TAAL VOLCANO BULLETIN (14 January 2020 8:00 A.M)
For the past 24 hours, Taal Volcano’s activity has been characterized by continuous eruption of the Main Crater due to magmatic and hydrovolcanic activity. This ongoing eruption generated 500-meter tall lava fountains topped by dark gray steam-laden plumes reaching approximately 2 kilometers tall that dispersed ash to the southwest and west of the Main Crater. Flashes of volcanic lightning were observed at the base of the degassing plumes this morning. New vents opened up on the northern flank where short 500-meter lava fountains, and within the main crater where steam plumes, have emanated.
Since the last update, heavy ashfall from the ongoing continuous activity of Taal Volcano has reportedly fallen on the municipalities of Lemery, Talisay, Taal, and Cuenca, Batangas.
The Philippine Seismic Network has recorded a total of two hundred twelve (212) volcanic earthquakes in Taal region as of 2:00 AM, January 14, 2020. Eighty-one (81) of these earthquakes were felt with intensities ranging from Intensity I – V in Tagaytay City, Cavite. Such intense seismic activity probably signifies continuous magmatic intrusion beneath the Taal edifice, which may lead to further eruptive activity.
Sulfur dioxide (SO2) emission was measured at an average of 5299 tonnes/day on 13 January 2020.

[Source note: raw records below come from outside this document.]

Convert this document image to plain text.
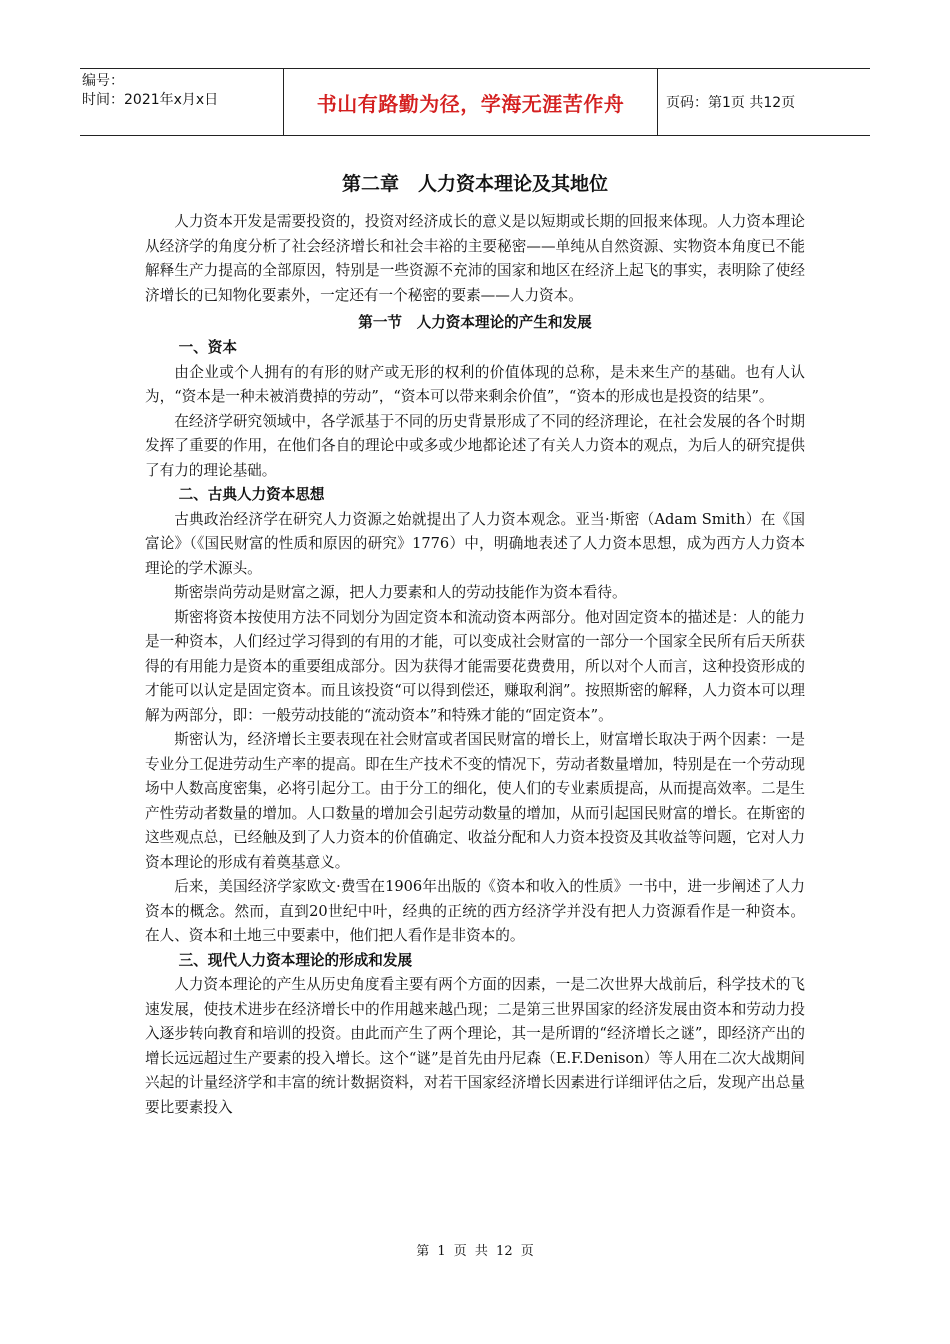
编号：
时间：2021年x月x日	书山有路勤为径，学海无涯苦作舟	页码：第1页 共12页
第二章　人力资本理论及其地位

人力资本开发是需要投资的，投资对经济成长的意义是以短期或长期的回报来体现。人力资本理论从经济学的角度分析了社会经济增长和社会丰裕的主要秘密——单纯从自然资源、实物资本角度已不能解释生产力提高的全部原因，特别是一些资源不充沛的国家和地区在经济上起飞的事实，表明除了使经济增长的已知物化要素外，一定还有一个秘密的要素——人力资本。

第一节　人力资本理论的产生和发展
一、资本

由企业或个人拥有的有形的财产或无形的权利的价值体现的总称，是未来生产的基础。也有人认为，“资本是一种未被消费掉的劳动”，“资本可以带来剩余价值”，“资本的形成也是投资的结果”。

在经济学研究领域中，各学派基于不同的历史背景形成了不同的经济理论，在社会发展的各个时期发挥了重要的作用，在他们各自的理论中或多或少地都论述了有关人力资本的观点，为后人的研究提供了有力的理论基础。

二、古典人力资本思想

古典政治经济学在研究人力资源之始就提出了人力资本观念。亚当·斯密（Adam Smith）在《国富论》（《国民财富的性质和原因的研究》1776）中，明确地表述了人力资本思想，成为西方人力资本理论的学术源头。

斯密崇尚劳动是财富之源，把人力要素和人的劳动技能作为资本看待。

斯密将资本按使用方法不同划分为固定资本和流动资本两部分。他对固定资本的描述是：人的能力是一种资本，人们经过学习得到的有用的才能，可以变成社会财富的一部分一个国家全民所有后天所获得的有用能力是资本的重要组成部分。因为获得才能需要花费费用，所以对个人而言，这种投资形成的才能可以认定是固定资本。而且该投资“可以得到偿还，赚取利润”。按照斯密的解释，人力资本可以理解为两部分，即：一般劳动技能的“流动资本”和特殊才能的“固定资本”。

斯密认为，经济增长主要表现在社会财富或者国民财富的增长上，财富增长取决于两个因素：一是专业分工促进劳动生产率的提高。即在生产技术不变的情况下，劳动者数量增加，特别是在一个劳动现场中人数高度密集，必将引起分工。由于分工的细化，使人们的专业素质提高，从而提高效率。二是生产性劳动者数量的增加。人口数量的增加会引起劳动数量的增加，从而引起国民财富的增长。在斯密的这些观点总，已经触及到了人力资本的价值确定、收益分配和人力资本投资及其收益等问题，它对人力资本理论的形成有着奠基意义。

后来，美国经济学家欧文·费雪在1906年出版的《资本和收入的性质》一书中，进一步阐述了人力资本的概念。然而，直到20世纪中叶，经典的正统的西方经济学并没有把人力资源看作是一种资本。在人、资本和土地三中要素中，他们把人看作是非资本的。

三、现代人力资本理论的形成和发展

人力资本理论的产生从历史角度看主要有两个方面的因素，一是二次世界大战前后，科学技术的飞速发展，使技术进步在经济增长中的作用越来越凸现；二是第三世界国家的经济发展由资本和劳动力投入逐步转向教育和培训的投资。由此而产生了两个理论，其一是所谓的“经济增长之谜”，即经济产出的增长远远超过生产要素的投入增长。这个“谜”是首先由丹尼森（E.F.Denison）等人用在二次大战期间兴起的计量经济学和丰富的统计数据资料，对若干国家经济增长因素进行详细评估之后，发现产出总量要比要素投入

第 1 页 共 12 页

Alert Level 4 still remains in effect over Taal Volcano. This means that hazardous explosive eruption is possible within hours to days. DOST-PHIVOLCS strongly reiterates total evacuation of Taal Volcano Island and areas at high risk to pyroclastic density currents and volcanic tsunami within a 14-kilometer radius from Taal Main Crater. Areas in the general north of Taal Volcano are advised to guard against the effects of heavy and prolonged ashfall. Civil aviation authorities must advise aircraft to avoid the airspace around Taal Volcano as airborne ash and ballistic fragments from the eruption column pose hazards to aircraft.